«Sarei della stessa opinione del presidente della Provincia di Bolzano Luis Durnwalder, là dove dice che non parteciperà il 17 marzo ai festeggiamenti per i 150 anni dell’unità d’Italia. Sono cose che personalmente non mi toccano».
Boris Pahor, il grande vecchio degli sloveni di Trieste, è una voce fuori dal coro. O, meglio, è l’interprete della parte, e ce ne sarà, che rimane più distaccata proprio perché più critica.

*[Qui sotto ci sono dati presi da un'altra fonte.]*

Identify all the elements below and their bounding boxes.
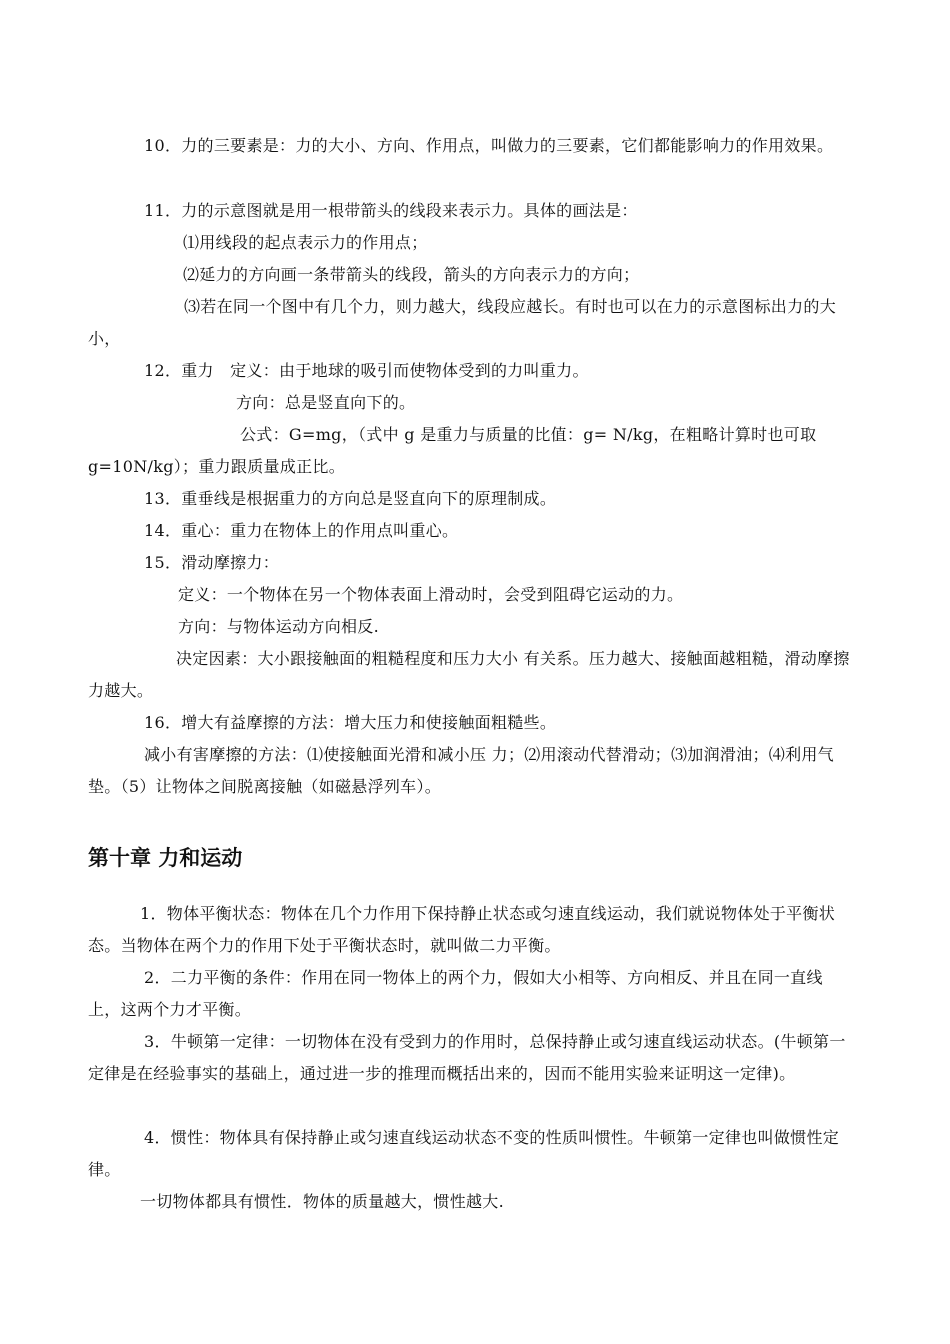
paragraph-item-15-direction: 方向：与物体运动方向相反.	[178, 617, 379, 636]
chapter-10-item-1: 1．物体平衡状态：物体在几个力作用下保持静止状态或匀速直线运动，我们就说物体处于平衡状态。当物体在两个力的作用下处于平衡状态时，就叫做二力平衡。	[88, 904, 836, 955]
paragraph-item-11-step-2: ⑵延力的方向画一条带箭头的线段，箭头的方向表示力的方向；	[183, 265, 640, 284]
paragraph-item-14: 14．重心：重力在物体上的作用点叫重心。	[144, 521, 459, 540]
paragraph-item-11-step-3: ⑶若在同一个图中有几个力，则力越大，线段应越长。有时也可以在力的示意图标出力的大小，	[88, 297, 837, 348]
chapter-10-item-4: 4．惯性：物体具有保持静止或匀速直线运动状态不变的性质叫惯性。牛顿第一定律也叫做惯性定律。	[88, 1128, 840, 1179]
paragraph-item-15-definition: 定义：一个物体在另一个物体表面上滑动时，会受到阻碍它运动的力。	[178, 585, 684, 604]
paragraph-item-15: 15．滑动摩擦力：	[144, 553, 280, 572]
paragraph-item-12-definition: 12．重力 定义：由于地球的吸引而使物体受到的力叫重力。	[144, 361, 589, 380]
paragraph-item-12-formula: 公式：G=mg，（式中 g 是重力与质量的比值：g= N/kg，在粗略计算时也可取 g=10N/kg）；重力跟质量成正比。	[88, 425, 817, 476]
paragraph-item-16-reduce: 减小有害摩擦的方法：⑴使接触面光滑和减小压 力；⑵用滚动代替滑动；⑶加润滑油；⑷利用气垫。（5）让物体之间脱离接触（如磁悬浮列车）。	[88, 745, 834, 796]
paragraph-item-10: 10．力的三要素是：力的大小、方向、作用点，叫做力的三要素，它们都能影响力的作用效果。	[144, 136, 834, 155]
paragraph-item-16: 16．增大有益摩擦的方法：增大压力和使接触面粗糙些。	[144, 713, 557, 732]
paragraph-item-13: 13．重垂线是根据重力的方向总是竖直向下的原理制成。	[144, 489, 557, 508]
paragraph-item-12-direction: 方向：总是竖直向下的。	[236, 393, 416, 412]
chapter-10-heading: 第十章 力和运动	[88, 846, 243, 870]
chapter-10-item-3: 3．牛顿第一定律：一切物体在没有受到力的作用时，总保持静止或匀速直线运动状态。(牛顿第一定律是在经验事实的基础上，通过进一步的推理而概括出来的，因而不能用实验来证明这一定律)。	[88, 1032, 846, 1083]
paragraph-item-15-factors: 决定因素：大小跟接触面的粗糙程度和压力大小 有关系。压力越大、接触面越粗糙，滑动摩擦力越大。	[88, 649, 850, 700]
paragraph-item-11: 11．力的示意图就是用一根带箭头的线段来表示力。具体的画法是：	[144, 201, 638, 220]
paragraph-item-11-step-1: ⑴用线段的起点表示力的作用点；	[183, 233, 428, 252]
chapter-10-item-4-note: 一切物体都具有惯性．物体的质量越大，惯性越大.	[140, 1192, 504, 1211]
chapter-10-item-2: 2．二力平衡的条件：作用在同一物体上的两个力，假如大小相等、方向相反、并且在同一直线上，这两个力才平衡。	[88, 968, 823, 1019]
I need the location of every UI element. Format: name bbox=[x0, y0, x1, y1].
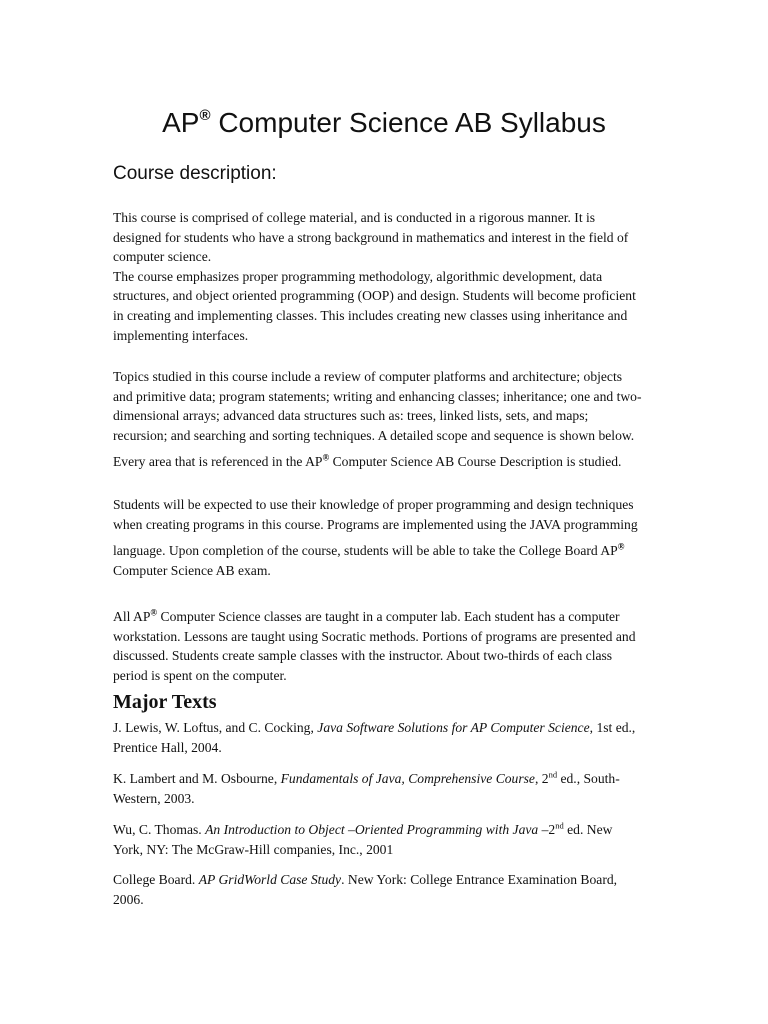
ordinal-suffix: nd bbox=[548, 769, 558, 780]
text-line: All AP® Computer Science classes are taught in a computer lab. Each student has a computer bbox=[113, 607, 620, 624]
book-title: Fundamentals of Java, Comprehensive Course bbox=[280, 771, 535, 786]
course-description-heading: Course description: bbox=[113, 163, 277, 184]
text-line: The course emphasizes proper programming methodology, algorithmic development, data bbox=[113, 268, 603, 284]
registered-mark: ® bbox=[322, 452, 330, 463]
text-line: in creating and implementing classes. This includes creating new classes using inheritance and bbox=[113, 307, 628, 323]
text-line: K. Lambert and M. Osbourne, Fundamentals of Java, Comprehensive Course, 2nd ed., South- bbox=[113, 769, 620, 786]
text-line: recursion; and searching and sorting techniques. A detailed scope and sequence is shown below. bbox=[113, 427, 635, 443]
text-line: 2006. bbox=[113, 891, 144, 907]
registered-mark: ® bbox=[199, 107, 211, 124]
registered-mark: ® bbox=[617, 541, 625, 552]
text-line: York, NY: The McGraw-Hill companies, Inc., 2001 bbox=[113, 841, 394, 857]
text-line: designed for students who have a strong background in mathematics and interest in the field of bbox=[113, 229, 629, 245]
text-line: computer science. bbox=[113, 249, 212, 265]
course-paragraph-4 bbox=[113, 607, 663, 685]
text-line: Wu, C. Thomas. An Introduction to Object –Oriented Programming with Java –2nd ed. New bbox=[113, 820, 613, 837]
book-title: An Introduction to Object –Oriented Programming with Java bbox=[205, 822, 539, 837]
text-line: structures, and object oriented programming (OOP) and design. Students will become proficient bbox=[113, 288, 636, 304]
title-prefix: AP bbox=[162, 107, 200, 138]
course-paragraph-1 bbox=[113, 208, 663, 345]
reference-item bbox=[113, 820, 673, 859]
text-line: Every area that is referenced in the AP® Computer Science AB Course Description is studied. bbox=[113, 452, 622, 470]
text-line: period is spent on the computer. bbox=[113, 667, 287, 683]
text-line: Students will be expected to use their knowledge of proper programming and design techniques bbox=[113, 497, 634, 512]
text-line: implementing interfaces. bbox=[113, 327, 249, 343]
ordinal-suffix: nd bbox=[555, 820, 564, 831]
reference-item bbox=[113, 718, 673, 757]
text-line: dimensional arrays; advanced data structures such as: trees, linked lists, sets, and maps; bbox=[113, 408, 589, 424]
title-rest: Computer Science AB Syllabus bbox=[210, 107, 606, 138]
text-line: workstation. Lessons are taught using Socratic methods. Portions of programs are presented and bbox=[113, 628, 636, 644]
page-title bbox=[0, 98, 768, 141]
text-line: language. Upon completion of the course, students will be able to take the College Board AP® bbox=[113, 541, 625, 559]
text-line: when creating programs in this course. Programs are implemented using the JAVA programming bbox=[113, 516, 638, 532]
book-title: Java Software Solutions for AP Computer Science bbox=[317, 720, 590, 735]
text-line: College Board. AP GridWorld Case Study. New York: College Entrance Examination Board, bbox=[113, 872, 618, 887]
reference-item bbox=[113, 769, 673, 808]
registered-mark: ® bbox=[150, 607, 158, 618]
course-paragraph-2 bbox=[113, 367, 663, 472]
text-line: Prentice Hall, 2004. bbox=[113, 739, 222, 755]
text-line: Topics studied in this course include a review of computer platforms and architecture; objects bbox=[113, 369, 623, 384]
text-line: Computer Science AB exam. bbox=[113, 562, 271, 578]
reference-item bbox=[113, 870, 673, 909]
course-paragraph-3 bbox=[113, 495, 663, 580]
text-line: discussed. Students create sample classes with the instructor. About two-thirds of each class bbox=[113, 648, 613, 664]
text-line: This course is comprised of college material, and is conducted in a rigorous manner. It is bbox=[113, 210, 596, 225]
text-line: and primitive data; program statements; writing and enhancing classes; inheritance; one and two- bbox=[113, 388, 642, 404]
book-title: AP GridWorld Case Study bbox=[198, 872, 342, 887]
major-texts-heading: Major Texts bbox=[113, 691, 217, 713]
text-line: J. Lewis, W. Loftus, and C. Cocking, Java Software Solutions for AP Computer Science, 1st ed., bbox=[113, 720, 636, 735]
text-line: Western, 2003. bbox=[113, 790, 195, 806]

Chiarisce però Pahor: «Ho ammirato come tanti altri in tutta Europa la politica e la lotta per l’unità risorgimentale perseguite dall’Italia nella sua storia. Io credo, tuttavia, che tale unità d’Italia non sia stata coltivata nel modo giusto».
Secondo l’autore di Necropoli – la cui trasposizione teatrale è fresca di rappresentazione al Verdi, nell’ambito di un’inedita collaborazione culturale fra Trieste e Lubiana in quanto capitale mondiale del libro 2010 – «forse sarebbe stato meglio costruire un’unità di natura federale. E invece l’Italia ha pensato, subito dopo questa sua stessa unità, di farsi valere come una grande potenza, invece di occuparsi di quelle che erano le sue necessità interne».
Appena quattro giorni fa, all’indomani dell’oltraggio alla Foiba di Basovizza – dov’era comparsa la scritta «Nessun ricordo per i fascisti di ieri, nessuno spazio per quelli di oggi» – Pahor aveva bollato senza riserve l’episodio come «una porcheria».